No entanto, dois déficits foram sendo gerados ao longo dos últimos 20 anos e se colocam na raiz do enfrentamento entre professores universitários e governo. O primeiro deles foi um déficit de inclusão social. O Brasil desenvolveu um sistema público que exigiu o investimento de recursos vultosos por parte do Estado, mas que não desempenhava, até o começo da década passada, quase nenhum papel na ascensão social dos setores mais pobres e nem no acesso de setores historicamente excluídos (como a população negra) no ensino superior.

Pesquisa sobre o acesso da população negra ao ensino superior na década de 90 mostrava índices semelhantes aos dos Estados Unidos no começo dos anos 50. Assim, se colocou no começo dos anos 2000 a questão urgente da democratização do acesso ao ensino superior. Em segundo lugar, a questão de uma carreira salarial se coloca para os professores universitários desde, pelo menos, a metade dos anos 80. O perfil dos professores universitários mudou rapidamente com a carreira estruturada entre a categoria de auxiliar e titular deixando de fazer sentido para a maior parte das universidades há mais de uma década.

Tomemos como exemplo, a universidade na qual eu trabalho, a UFMG. Ele tem 80% dos seus professores como doutores, a maior parte deles estagnados na classe de adjuntos, até uma década atrás. Assim, o problema do sistema federal de ensino se situou na interseção entre expansão, democratização e a ampliação da carreira. Este é na verdade o mote da greve atual dos professores.

Antes de abordar as reivindicações e o seu sentido, vale a pena mostrar como o governo Lula identificou e tratou estas questões. O governo Lula herdou um sistema universitário federal praticamente sucateado, no qual o governo federal não havia investido, seja para aumentar o salário dos professores, seja para ampliar a qualidade do sistema.

A única política do governo FHC para as universidades foi a GED, a gratificação de estímulo à docência que fracassou, não porque fosse uma concepção errada, mas devido ao arrocho salarial anterior que não foi recomposto antes da sua implementação.

O governo Lula introduziu quatro políticas para o sistema universitário federal: uma política de recuperação salarial foi iniciada ainda em 2003; uma nova carreira passou a contar com a categoria do professor associado conectada com um aumento do número de vagas para professores titulares, efetivamente criando uma carreira.

Finalmente, com o REUNE e as políticas de ação afirmativa o governo federal conseguiu aumentar o número de estudantes das universidades federais de 113.000 para 227.000. Foram ainda criadas 12 novas universidades federais.
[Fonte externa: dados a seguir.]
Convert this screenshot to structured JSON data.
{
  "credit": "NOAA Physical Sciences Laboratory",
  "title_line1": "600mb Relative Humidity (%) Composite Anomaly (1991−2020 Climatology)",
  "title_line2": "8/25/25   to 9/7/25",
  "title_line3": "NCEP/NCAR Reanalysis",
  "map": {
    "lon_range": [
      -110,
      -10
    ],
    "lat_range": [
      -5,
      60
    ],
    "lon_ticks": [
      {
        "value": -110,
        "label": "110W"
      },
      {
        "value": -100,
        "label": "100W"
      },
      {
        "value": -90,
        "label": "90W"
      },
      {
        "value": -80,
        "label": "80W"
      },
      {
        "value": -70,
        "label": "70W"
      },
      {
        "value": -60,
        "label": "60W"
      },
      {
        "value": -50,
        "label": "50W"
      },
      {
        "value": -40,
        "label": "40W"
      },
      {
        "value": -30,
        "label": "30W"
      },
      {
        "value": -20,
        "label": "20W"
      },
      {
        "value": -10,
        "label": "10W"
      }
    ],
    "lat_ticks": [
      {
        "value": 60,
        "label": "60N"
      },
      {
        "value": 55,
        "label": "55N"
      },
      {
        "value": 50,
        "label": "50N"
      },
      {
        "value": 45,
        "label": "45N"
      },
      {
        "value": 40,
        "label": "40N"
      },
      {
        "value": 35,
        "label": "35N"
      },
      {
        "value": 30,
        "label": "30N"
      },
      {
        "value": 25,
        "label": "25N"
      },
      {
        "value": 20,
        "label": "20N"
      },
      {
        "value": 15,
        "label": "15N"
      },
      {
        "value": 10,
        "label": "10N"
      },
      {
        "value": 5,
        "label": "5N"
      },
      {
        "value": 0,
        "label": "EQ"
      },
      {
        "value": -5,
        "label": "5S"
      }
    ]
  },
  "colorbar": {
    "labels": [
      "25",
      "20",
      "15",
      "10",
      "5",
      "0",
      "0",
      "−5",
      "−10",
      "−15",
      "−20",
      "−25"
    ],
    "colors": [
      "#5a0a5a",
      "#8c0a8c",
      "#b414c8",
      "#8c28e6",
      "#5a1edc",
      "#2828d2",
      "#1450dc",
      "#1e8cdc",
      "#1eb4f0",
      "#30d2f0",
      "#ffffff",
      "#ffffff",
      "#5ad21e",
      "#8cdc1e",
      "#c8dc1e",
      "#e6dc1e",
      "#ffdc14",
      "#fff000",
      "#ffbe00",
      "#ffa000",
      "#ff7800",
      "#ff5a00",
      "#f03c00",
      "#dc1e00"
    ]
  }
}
Temos, portanto, quatro políticas ativas durante a última década que colaboraram para re-estabelecer uma relação entre o sistema público e privado de ensino superior.

O Brasil tem hoje 112 mil professores universitários (segundo a secretaria de gestão do Ministério do Planejamento) ou 78 mil (segundo o INEP) e em torno de 900 mil  alunos de ensino superior em IFES e 55 universidades federais. É neste contexto que se colocam as questões fundamentais que geraram a atual greve: por um lado, o esforço de ampliação do sistema gerou um sistema muito mais caro e há também uma estagnação do salário, em especial da faixa de professor adjunto. Um professor adjunto ganha hoje 91% do que ganhava ao final da greve de 1998. Os aumentos reais se mantêm apenas para os associados e titulares. É dentro deste quadro que devemos analisar as reivindicações da atual greve dos professores das universidades federais.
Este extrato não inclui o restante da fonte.